Amy: Ik wil nog even ingaan op wat je zei “Maximaal lenen, het hoeft niet maximaal.” Maar als je kijkt naar de huizenmarkt, die prijzen worden natuurlijk wel steeds opgedreven en het is best lastig, als je nou eenmaal dat huis wil, om dat ook nog in ogenschouw te blijven houden.

Jos: Voor het individu klopt het helemaal wat je zegt. Maar wij zijn ook voor de hele markt verantwoordelijk en voor de kopers die volgend jaar weer komen en het jaar daarna. We moeten kijken naar het hele systeem en dan is steeds meer geld lenen niet een antwoord, het is misschien zelfs een deel van het probleem. Want doordat er iedere keer meer geld in die markt wordt gepompt kan het maar één kant op: de prijzen gaan omhoog. En dat is wat er gebeurt. Maar vanuit het individu geredeneerd heb je helemaal gelijk; die wil natuurlijk graag die woning hebben, die ziet “Ik heb een prima baan, de rente is maar 1-2%, waarom kan ik dat geld niet lenen?” Maar wij zeggen “Pas op, je kan een tegenslag krijgen in het leven.” Vroeger mocht je ook niet op twee inkomens financieren, ik geloof dat je nu ook bij een tweede inkomen bijna volledig mag meetellen. Dus dat leidt allemaal tot meer geld naar die markt toe en dan kan het maar één kant op, namelijk de prijzen gaan omhoog.

Amy: Verder gaf je natuurlijk ook al aan dat de markt ook weer kan veranderen. Hoe kijken jullie daarnaar?

Jos: Dat is een reëel risico. We hebben geen glazen bol, dus dat soort dingen kun je nooit voorspellen. Maar soms heb je wel het gevoel van “Het gaat nu wel erg hard.” Wij rekenen allerlei scenario’s door waaronder ook prijsdalingen en wat dat dan doet met de vermogenspositie van mensen. Als je tot het maximum hebt geleend en de prijs daalt, dan zit je huis onder waarde maar niet eens zo heel lang geleden, 8-9 jaar geleden, kwam het op grote schaal voor, dat zijn heel veel mensen al vergeten. Het kan even goed wel weer gebeuren dat de prijzen gaan dalen. Dat leidt weer tot een andere dynamiek in je economie en dan kun je minder makkelijk verhuizen. Je schuld is groter dan je woning. Dus dat heeft ook weer allerlei andere doorwerkingen in de economie en dat is over het algemeen niet goed voor de economie en daarmee ook weer niet voor de mensen. Maar als je in een woning zit en je hebt gewoon je werk, dan is het op zich geen ramp als je onder waarde staat. Het voelt niet goed maar het is geen ramp. Je kan gewoon doorgaan met elke maand je hypotheek te bedienen en je leeft gewoon door. Maar je bent wel kwetsbaar.

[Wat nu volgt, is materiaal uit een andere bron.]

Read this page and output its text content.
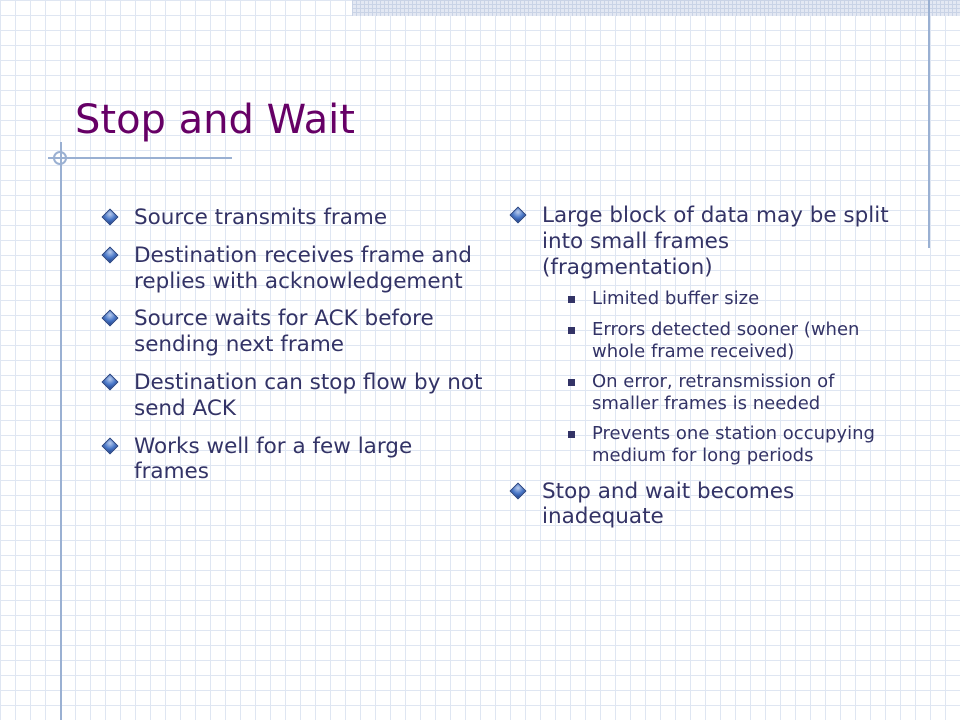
Stop and Wait
Source transmits frame
Destination receives frame and replies with acknowledgement
Source waits for ACK before sending next frame
Destination can stop flow by not send ACK
Works well for a few large frames
Large block of data may be split into small frames (fragmentation)
Limited buffer size
Errors detected sooner (when whole frame received)
On error, retransmission of smaller frames is needed
Prevents one station occupying medium for long periods
Stop and wait becomes inadequate
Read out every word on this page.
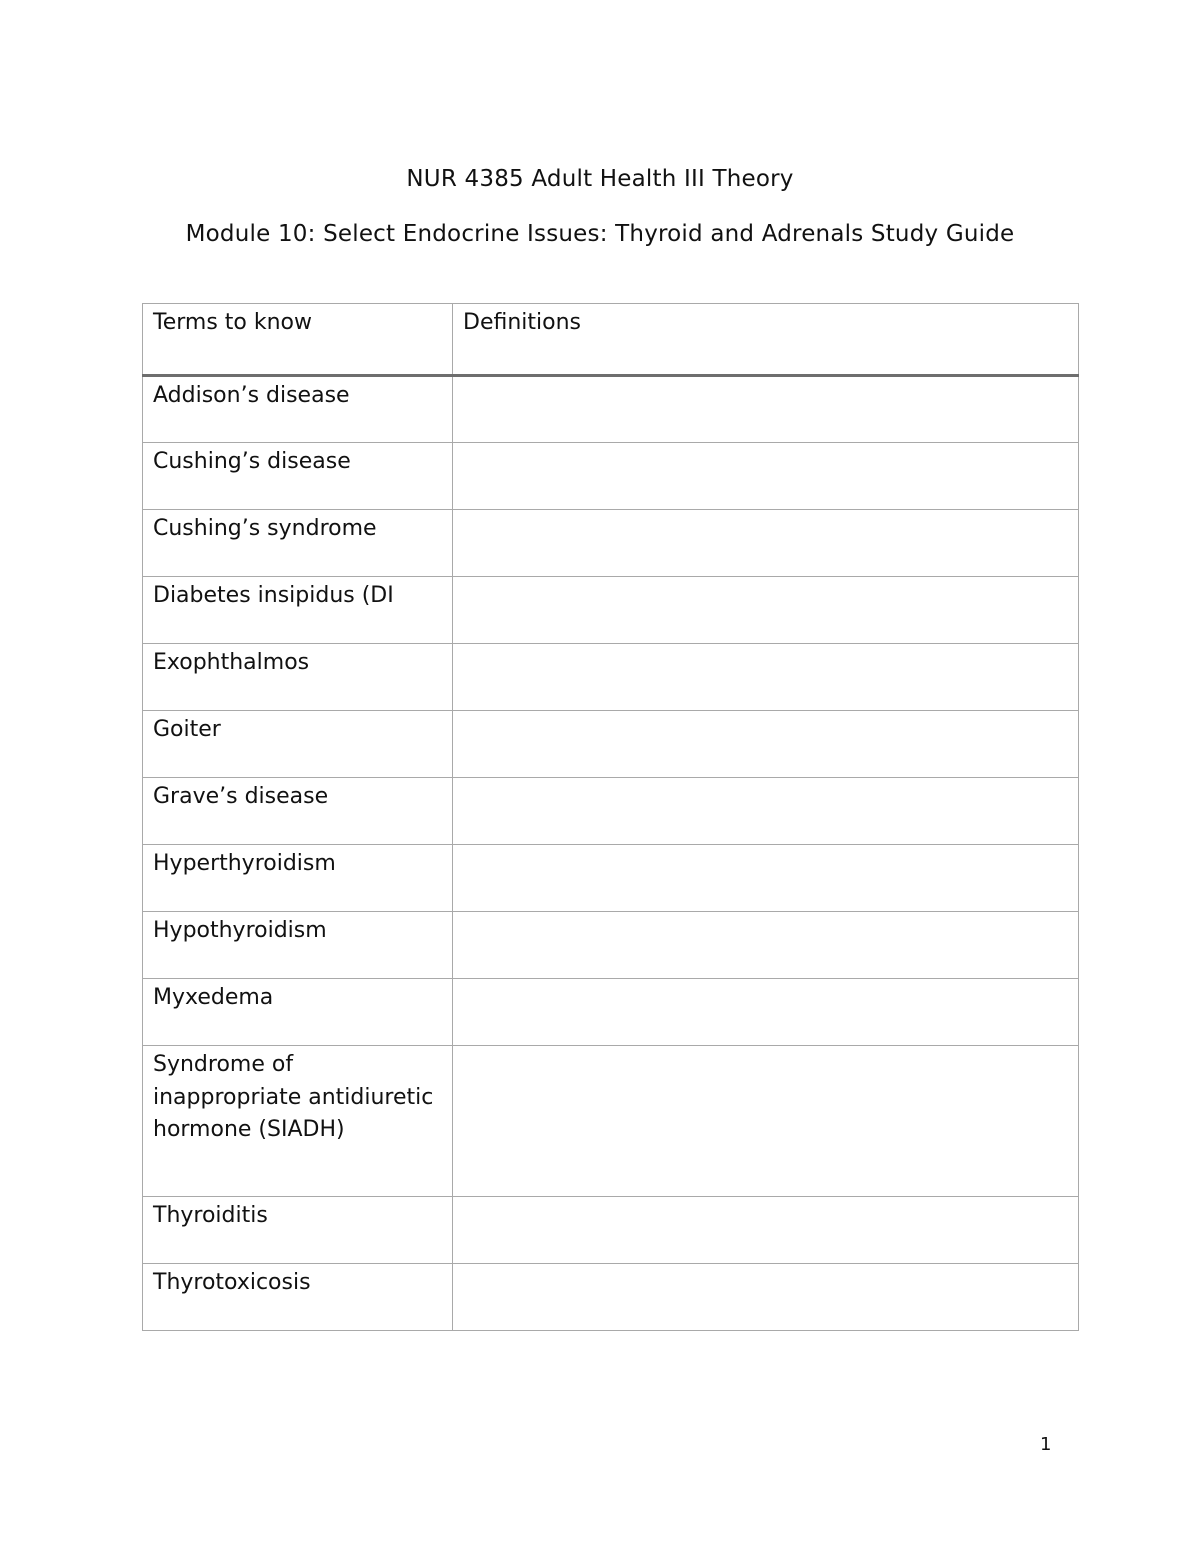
NUR 4385 Adult Health III Theory
Module 10: Select Endocrine Issues: Thyroid and Adrenals Study Guide
Terms to know	Definitions
Addison’s disease	
Cushing’s disease	
Cushing’s syndrome	
Diabetes insipidus (DI	
Exophthalmos	
Goiter	
Grave’s disease	
Hyperthyroidism	
Hypothyroidism	
Myxedema	
Syndrome of inappropriate antidiuretic hormone (SIADH)	
Thyroiditis	
Thyrotoxicosis	
1
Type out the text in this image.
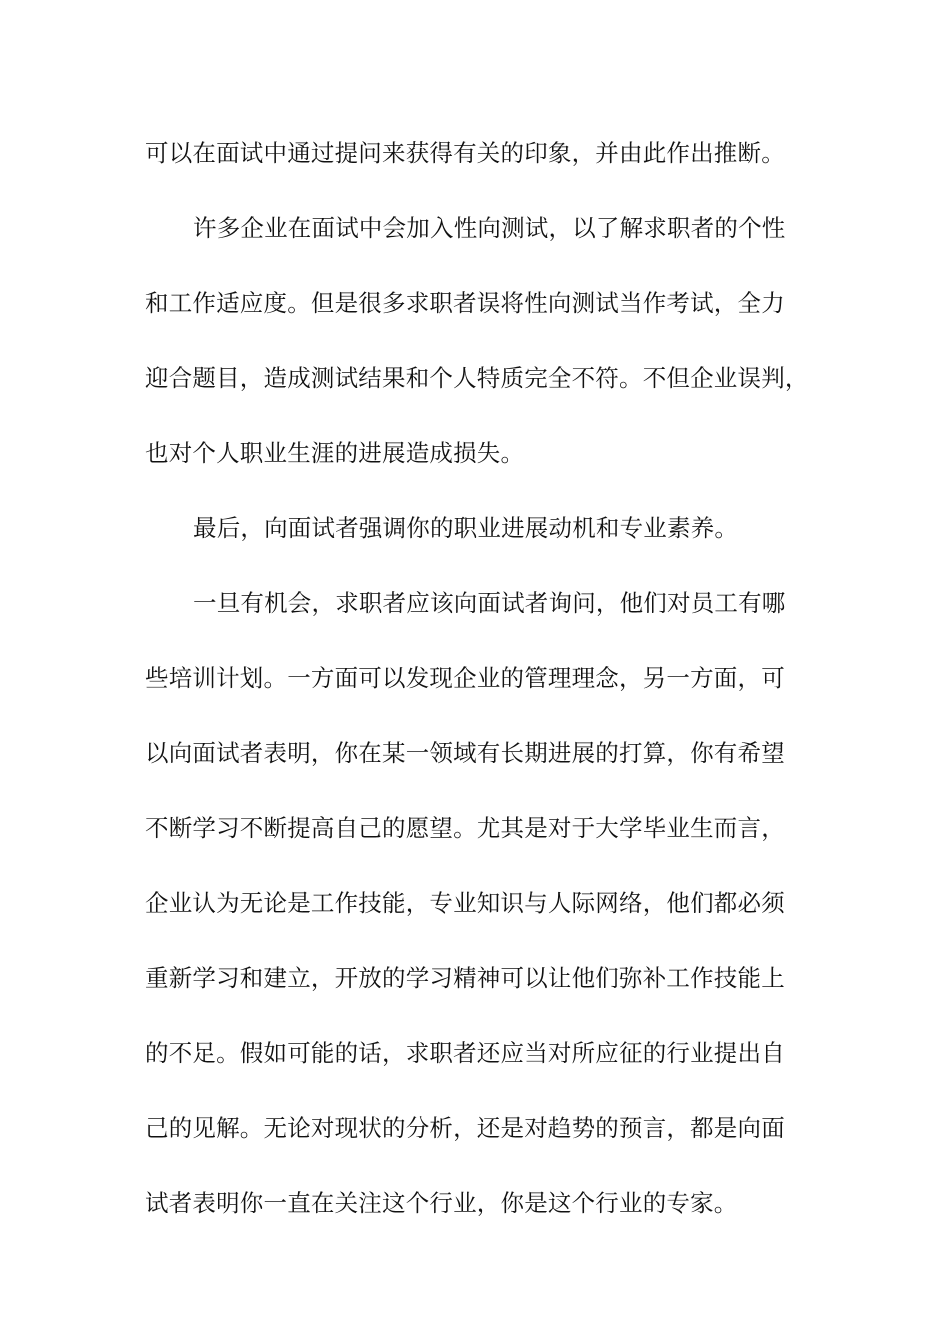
可以在面试中通过提问来获得有关的印象，并由此作出推断。
许多企业在面试中会加入性向测试，以了解求职者的个性
和工作适应度。但是很多求职者误将性向测试当作考试，全力
迎合题目，造成测试结果和个人特质完全不符。不但企业误判，
也对个人职业生涯的进展造成损失。
最后，向面试者强调你的职业进展动机和专业素养。
一旦有机会，求职者应该向面试者询问，他们对员工有哪
些培训计划。一方面可以发现企业的管理理念，另一方面，可
以向面试者表明，你在某一领域有长期进展的打算，你有希望
不断学习不断提高自己的愿望。尤其是对于大学毕业生而言，
企业认为无论是工作技能，专业知识与人际网络，他们都必须
重新学习和建立，开放的学习精神可以让他们弥补工作技能上
的不足。假如可能的话，求职者还应当对所应征的行业提出自
己的见解。无论对现状的分析，还是对趋势的预言，都是向面
试者表明你一直在关注这个行业，你是这个行业的专家。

Amy: Er zijn ook hypotheekproducten waar jullie specifiek aandacht op richten, waar jullie ook iets van vinden: aflossingsvrije hypotheken en verzilver hypotheken. Zou je mij daar iets meer over kunnen vertellen?

Jos: Misschien moet ik dan beginnen met aflossingsvrije hypotheken. We zijn al een aantal jaren bezig met de banken om te kijken of we daar wat aan kunnen en moeten doen. De reden is niet dat het per se een heel slecht product is, maar het moet wel passen bij de consument en hij moet ook weten dat aflossingsvrij niet betekent dat je nooit hoeft af te lossen. Hij hoeft niet af te lossen tijdens de looptijd maar aan het einde moet er natuurlijk wel worden afgelost. Iemand die nooit iets aflost blijft dus altijd zijn schulden houden en dat kan ook weleens een keer heel slecht uitkomen als je bijvoorbeeld in een hele andere inkomenspositie komt te verkeren of als er iets met je partner gebeurt. Dus wij zeggen wel tegen de banken “Ga eens kijken welke klanten zich tot hun nek toe hebben gefinancierd met aflossingsvrije hypotheken en ga eens met hen praten van: Weet je wel wat je hebt gedaan? Dan weet je ook wat je te wachten staat.” Misschien leef je nu ook wel boven je stand en is het toch verstandig om alvast een beetje te gaan aflossen. Dat is iets anders dan zeggen dat er nooit meer aflossingsvrij mag worden geleend. Er is nu een soort regel afgesproken dat de klanten maximaal 50% aflossingsvrij kunnen lenen en die andere 50% moet worden afgelost. Dan bouw je toch langzaam een buffertje op en dan wordt het huis langzaam van jezelf en dat vinden wij dus een goede zaak. Maar dat is iets anders dan dat je dus helemaal niks meer aflossingsvrij mag lenen. Verzilver hypotheken, ook daar zien wij ook wel een economische logica, zeker nu met die sterk gestegen huizenprijzen, bij heel veel mensen zit een flink deel van hun vermogen in stenen en ze kunnen er niet aankomen. Het idee dat je dat verzilvert, daarom heet het ook een verzilverde hypotheek, daar zit wel een zekere logica in, anders ga je dood met heel veel geld in stenen. Maar weet wel, stukje bij beetje ga je je huis opeten en mocht je nou veel langer leven dan je had verwacht – ik zeg niet onverhoopt, want dat willen mensen misschien graag – dan komt er misschien wel een keer een moment dat je moet stoppen met die verzilver hypotheek want je hebt het verzilverd. Dan moet je misschien wel uit je huis of je moet elders weer inkomen zien te genereren op een leeftijd dat het niet meer zo makkelijk is. Dus reken goed door, laat je heel goed voorlichten en kies voor een vorm die bij je past en die je niet later in problemen brengt.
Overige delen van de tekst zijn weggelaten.